One last note. The numbers are slightly different from the previous version because new common space scores have been calculated using new information from the 112th Congress. In the aggregate, the patterns remain the same. If anything, the new numbers show Rehberg slightly more to the left and Tester closer to the right and Baucus. Interestingly, Baucus hasn't moved a whit (perhaps because of his long tenure and the massive numbers of votes he's taken--additional information shouldn't add much explanatory power to his ideological position).

And thanks to the reader who asked the question.
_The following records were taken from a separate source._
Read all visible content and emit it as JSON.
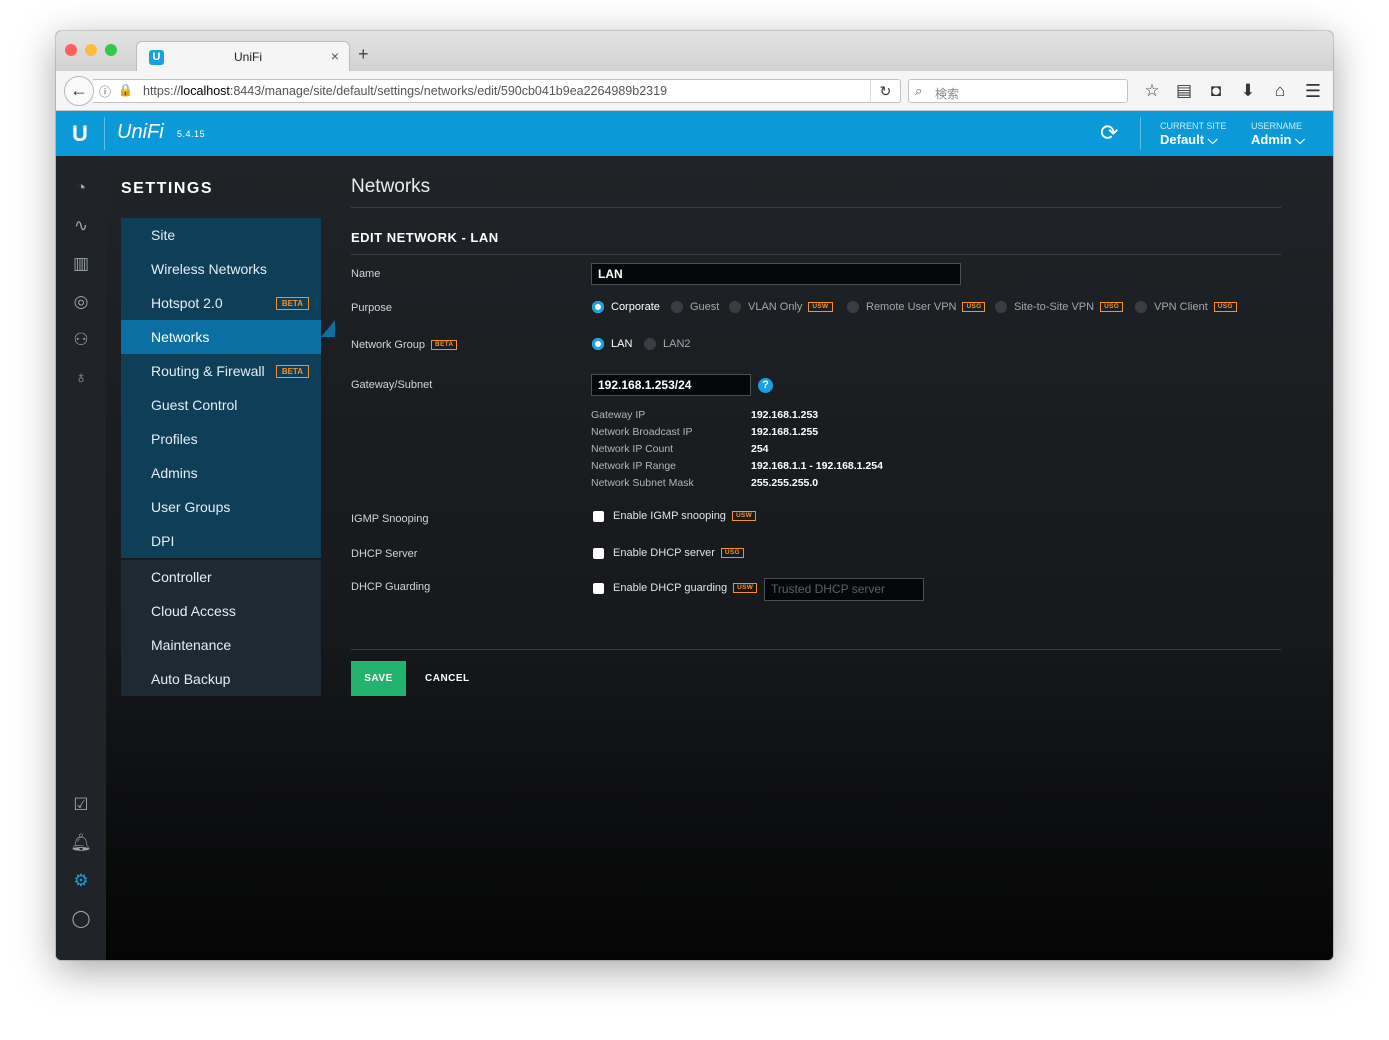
{
  "browser": {
    "tab_title": "UniFi",
    "url_prefix": "https://",
    "url_host": "localhost",
    "url_path": ":8443/manage/site/default/settings/networks/edit/590cb041b9ea2264989b2319",
    "search_placeholder": "検索"
  },
  "app": {
    "brand": "UniFi",
    "version": "5.4.15",
    "current_site_label": "CURRENT SITE",
    "current_site_value": "Default",
    "username_label": "USERNAME",
    "username_value": "Admin"
  },
  "settings_menu": {
    "title": "SETTINGS",
    "items": [
      {
        "label": "Site"
      },
      {
        "label": "Wireless Networks"
      },
      {
        "label": "Hotspot 2.0",
        "badge": "BETA"
      },
      {
        "label": "Networks",
        "active": true
      },
      {
        "label": "Routing & Firewall",
        "badge": "BETA"
      },
      {
        "label": "Guest Control"
      },
      {
        "label": "Profiles"
      },
      {
        "label": "Admins"
      },
      {
        "label": "User Groups"
      },
      {
        "label": "DPI"
      }
    ],
    "items2": [
      {
        "label": "Controller"
      },
      {
        "label": "Cloud Access"
      },
      {
        "label": "Maintenance"
      },
      {
        "label": "Auto Backup"
      }
    ]
  },
  "page": {
    "title": "Networks",
    "section_title": "EDIT NETWORK - LAN",
    "name_label": "Name",
    "name_value": "LAN",
    "purpose_label": "Purpose",
    "purpose_options": [
      {
        "label": "Corporate",
        "selected": true
      },
      {
        "label": "Guest"
      },
      {
        "label": "VLAN Only",
        "tag": "USW"
      },
      {
        "label": "Remote User VPN",
        "tag": "USG"
      },
      {
        "label": "Site-to-Site VPN",
        "tag": "USG"
      },
      {
        "label": "VPN Client",
        "tag": "USG"
      }
    ],
    "network_group_label": "Network Group",
    "network_group_tag": "BETA",
    "network_group_options": [
      {
        "label": "LAN",
        "selected": true
      },
      {
        "label": "LAN2"
      }
    ],
    "gateway_label": "Gateway/Subnet",
    "gateway_value": "192.168.1.253/24",
    "help_icon": "?",
    "info": {
      "gateway_ip_label": "Gateway IP",
      "gateway_ip": "192.168.1.253",
      "broadcast_label": "Network Broadcast IP",
      "broadcast": "192.168.1.255",
      "count_label": "Network IP Count",
      "count": "254",
      "range_label": "Network IP Range",
      "range": "192.168.1.1 - 192.168.1.254",
      "mask_label": "Network Subnet Mask",
      "mask": "255.255.255.0"
    },
    "igmp_label": "IGMP Snooping",
    "igmp_check": "Enable IGMP snooping",
    "igmp_tag": "USW",
    "dhcp_server_label": "DHCP Server",
    "dhcp_server_check": "Enable DHCP server",
    "dhcp_server_tag": "USG",
    "dhcp_guard_label": "DHCP Guarding",
    "dhcp_guard_check": "Enable DHCP guarding",
    "dhcp_guard_tag": "USW",
    "trusted_placeholder": "Trusted DHCP server",
    "save_label": "SAVE",
    "cancel_label": "CANCEL"
  },
  "colors": {
    "accent": "#0b9ad7",
    "active_menu": "#0c6fa3",
    "menu_bg": "#0f3e59",
    "save": "#23b36f",
    "tag": "#f29228"
  }
}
This was a fun diversion!

P.S. Right click on the image to enlarge it.

Tuesday, July 23, 2013

The Ideology of Montana's Congressional Delegation in Historical Perspective

I'm working on a bunch of items for a chapter on the representational styles of Congressman Rehberg and Senator Tester. Here's a quick look at how they measure up ideologically compared to other senators and congressmen who have represented the state going back to the 1970s. The measure of ideology here is the Common Space score for the member, which is a measure of ideology calculated from congressional roll call data by Keith Poole and Howard Rosenthal. You can get details on the measurement at Professor Poole's website, VoteView. Common Space scores allow ideological comparisons across congressional chambers, which is why I use them and not the more common DW-NOMINATE scores. Negative scores are liberal, positive scores are conservative.

Interestingly, Rehberg is the most liberal of the Republicans who represented the state. And Jon Tester is fairly centrist. He's to the left of Senator Baucus, but nowhere near as liberal as Congressman Pat Williams or Senator John Melcher. 

Just some food for thought on a Tuesday evening.